Некоторые из только что приведенных текстов широко известны. В частности, слова Жана Жувенеля дез Урсена цитировались всеми историками, стремившимися подчеркнуть сакральный характер французской монархии. Однако не все эти историки, пожалуй, обращали должное внимание на время, когда процитированные слова были сказаны. Отыскать нечто подобное в текстах, созданных двумя веками раньше, было бы крайне затруднительно; даже полемисты, состоявшие на службе у Филиппа Красивого, вели разговор в совсем ином тоне.
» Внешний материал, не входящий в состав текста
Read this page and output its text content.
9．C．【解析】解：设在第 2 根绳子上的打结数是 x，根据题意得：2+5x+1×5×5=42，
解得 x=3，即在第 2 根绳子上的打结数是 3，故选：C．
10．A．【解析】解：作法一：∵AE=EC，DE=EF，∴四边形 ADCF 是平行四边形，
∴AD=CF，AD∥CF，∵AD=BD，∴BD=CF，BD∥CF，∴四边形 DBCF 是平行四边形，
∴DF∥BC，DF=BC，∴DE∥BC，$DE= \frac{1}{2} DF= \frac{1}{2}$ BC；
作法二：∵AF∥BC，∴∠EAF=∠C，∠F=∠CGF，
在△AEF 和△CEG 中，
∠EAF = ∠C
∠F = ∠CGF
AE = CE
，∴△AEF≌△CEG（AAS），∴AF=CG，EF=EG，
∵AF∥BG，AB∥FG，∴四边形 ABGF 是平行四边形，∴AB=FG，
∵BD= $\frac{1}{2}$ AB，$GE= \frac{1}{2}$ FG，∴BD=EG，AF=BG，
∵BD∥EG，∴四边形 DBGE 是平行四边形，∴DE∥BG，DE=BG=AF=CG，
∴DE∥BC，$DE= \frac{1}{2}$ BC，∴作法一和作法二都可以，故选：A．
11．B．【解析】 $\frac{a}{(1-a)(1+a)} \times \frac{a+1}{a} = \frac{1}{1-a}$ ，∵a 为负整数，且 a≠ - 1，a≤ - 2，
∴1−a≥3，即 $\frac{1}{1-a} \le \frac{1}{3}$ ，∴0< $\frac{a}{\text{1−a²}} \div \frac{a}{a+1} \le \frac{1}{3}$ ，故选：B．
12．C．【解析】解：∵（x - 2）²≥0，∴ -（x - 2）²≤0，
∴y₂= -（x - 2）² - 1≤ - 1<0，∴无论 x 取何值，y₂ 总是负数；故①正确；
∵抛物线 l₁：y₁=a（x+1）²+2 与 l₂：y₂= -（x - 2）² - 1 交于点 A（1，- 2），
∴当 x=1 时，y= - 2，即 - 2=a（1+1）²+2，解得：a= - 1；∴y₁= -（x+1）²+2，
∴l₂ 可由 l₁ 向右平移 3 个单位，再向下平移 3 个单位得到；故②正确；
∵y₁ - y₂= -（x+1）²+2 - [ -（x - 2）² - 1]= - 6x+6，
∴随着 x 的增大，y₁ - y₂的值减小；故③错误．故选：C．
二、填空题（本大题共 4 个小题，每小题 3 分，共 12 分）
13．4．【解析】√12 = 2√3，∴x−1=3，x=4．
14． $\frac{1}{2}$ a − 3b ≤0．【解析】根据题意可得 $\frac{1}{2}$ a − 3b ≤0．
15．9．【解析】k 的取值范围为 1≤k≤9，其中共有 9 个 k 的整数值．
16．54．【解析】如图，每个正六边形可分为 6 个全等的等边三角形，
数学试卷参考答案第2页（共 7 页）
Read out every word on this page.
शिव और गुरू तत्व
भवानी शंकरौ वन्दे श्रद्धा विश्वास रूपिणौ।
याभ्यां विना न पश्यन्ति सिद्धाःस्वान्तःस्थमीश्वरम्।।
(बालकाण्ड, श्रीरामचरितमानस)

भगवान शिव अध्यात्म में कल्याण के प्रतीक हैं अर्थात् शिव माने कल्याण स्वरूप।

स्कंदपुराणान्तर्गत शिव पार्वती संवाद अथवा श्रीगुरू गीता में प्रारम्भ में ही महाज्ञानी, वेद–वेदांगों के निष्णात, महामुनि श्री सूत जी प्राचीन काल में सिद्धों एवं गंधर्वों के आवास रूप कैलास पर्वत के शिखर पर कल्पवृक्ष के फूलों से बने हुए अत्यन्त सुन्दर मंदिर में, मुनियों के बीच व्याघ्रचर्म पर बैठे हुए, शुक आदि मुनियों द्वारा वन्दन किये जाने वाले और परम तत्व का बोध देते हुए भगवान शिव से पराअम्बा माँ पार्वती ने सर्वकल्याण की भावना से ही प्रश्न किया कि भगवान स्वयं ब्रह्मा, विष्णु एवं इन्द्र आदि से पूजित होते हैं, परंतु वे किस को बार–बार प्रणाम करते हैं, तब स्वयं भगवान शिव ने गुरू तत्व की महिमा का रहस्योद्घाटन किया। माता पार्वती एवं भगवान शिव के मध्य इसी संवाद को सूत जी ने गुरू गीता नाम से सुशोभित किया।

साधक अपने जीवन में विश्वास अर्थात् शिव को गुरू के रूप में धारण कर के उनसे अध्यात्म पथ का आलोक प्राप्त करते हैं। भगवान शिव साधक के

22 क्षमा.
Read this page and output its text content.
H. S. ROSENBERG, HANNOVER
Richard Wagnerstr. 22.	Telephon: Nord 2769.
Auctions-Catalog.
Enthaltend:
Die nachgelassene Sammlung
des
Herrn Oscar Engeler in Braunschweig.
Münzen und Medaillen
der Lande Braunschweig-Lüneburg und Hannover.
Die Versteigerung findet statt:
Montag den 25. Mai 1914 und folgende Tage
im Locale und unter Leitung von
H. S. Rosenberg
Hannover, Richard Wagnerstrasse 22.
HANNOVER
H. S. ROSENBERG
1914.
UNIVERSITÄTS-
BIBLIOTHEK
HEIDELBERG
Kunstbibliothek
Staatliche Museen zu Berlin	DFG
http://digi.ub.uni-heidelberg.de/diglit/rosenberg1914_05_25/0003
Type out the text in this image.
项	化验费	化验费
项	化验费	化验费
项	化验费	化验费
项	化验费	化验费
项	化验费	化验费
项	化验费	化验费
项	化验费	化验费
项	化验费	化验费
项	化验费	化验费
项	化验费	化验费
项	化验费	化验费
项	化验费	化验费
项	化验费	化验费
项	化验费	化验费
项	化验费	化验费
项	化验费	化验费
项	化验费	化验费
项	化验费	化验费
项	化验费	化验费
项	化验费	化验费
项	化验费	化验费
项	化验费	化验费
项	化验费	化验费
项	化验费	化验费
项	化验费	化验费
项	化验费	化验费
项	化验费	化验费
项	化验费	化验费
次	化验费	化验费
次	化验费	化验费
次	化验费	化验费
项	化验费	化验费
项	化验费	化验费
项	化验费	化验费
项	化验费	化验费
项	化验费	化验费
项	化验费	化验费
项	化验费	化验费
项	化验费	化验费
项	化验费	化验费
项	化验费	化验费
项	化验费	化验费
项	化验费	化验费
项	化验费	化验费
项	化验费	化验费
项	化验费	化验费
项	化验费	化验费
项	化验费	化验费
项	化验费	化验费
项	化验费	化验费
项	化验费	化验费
В XIV–XV веках, после долгих лет молчания, французские клирики принялись отважно восхвалять священническую королевскую власть, вторя сторонникам Империи времен григорианской реформы; в чем тут было дело — в простом совпадении? — или в том, что Никола де Кламанж читал забытые памфлеты авторов вроде Ги Оснабрюкского или Йоркского Анонима? — а быть может, просто в том, что одна и та же идея, продолжавшая исподволь передаваться из поколения в поколение вместе с массой обрядов и обычаев, не могла забыться и была готова вновь прозвучать во весь голос, лишь только этого потребуют обстоятельства? В чем же заключались эти обстоятельства, способствовавшие в конце концов ее пробуждению? Я их уже называл: кризис церкви, а главное, папской власти, побудил умы, даже самые ортодоксальные и благочестивые, возвратиться к понятиям, давно осужденным. Разве не видим мы, как в ту же самую эпоху эта перемена отношения к королевской власти весьма красноречиво проявляется во Франции и как старинное злоупотребление, которое прежде предусмотрительно оставляли на заднем плане, превращается в открыто восхваляемую привилегию? Несмотря на реформу XI и XII веков, короли по-прежнему сохраняли за собою некоторые церковные должности, унаследованные от самых далеких предков, живших порою даже до основания династии: они, например, стояли во главе аббатств Сен-Мартен в Type или Сент-Эньян в Орлеане, однако если после мнимой победы реформаторов они остерегались хвастать подобными нарушениями самых основ монастырского устава, то теперь они вновь начали гордиться таким положением дел и видеть в нем одно из доказательств церковного характера своей власти, а следовательно, своего права в большей или меньшей степени подчинять себе духовенство своих стран [389] .
389
См.: Grassaille. Regalium Franciae iura omnia. Lib. II. P. 17; Pithou P. Preuves. P. 13; Hubert R. Antiquitez historiques de l'eglise royale de Saint Aignan d'Orleans. In–40. Orleans, 1661. P. 83 et suiv.; Vaucelle E. R. La coUegiale de Saint-Martin de Tours, des origines a l'avenement des Valois (Bullet. et Mem. Soc. Archeol. Tours, Mem. XLVI). P. 80–81. Если верить Воселю, Карл VII сослался перед Базельским собором на свое звание аббата монастыря Сен-Мартен (Р. 81, п. 2; без ссылки).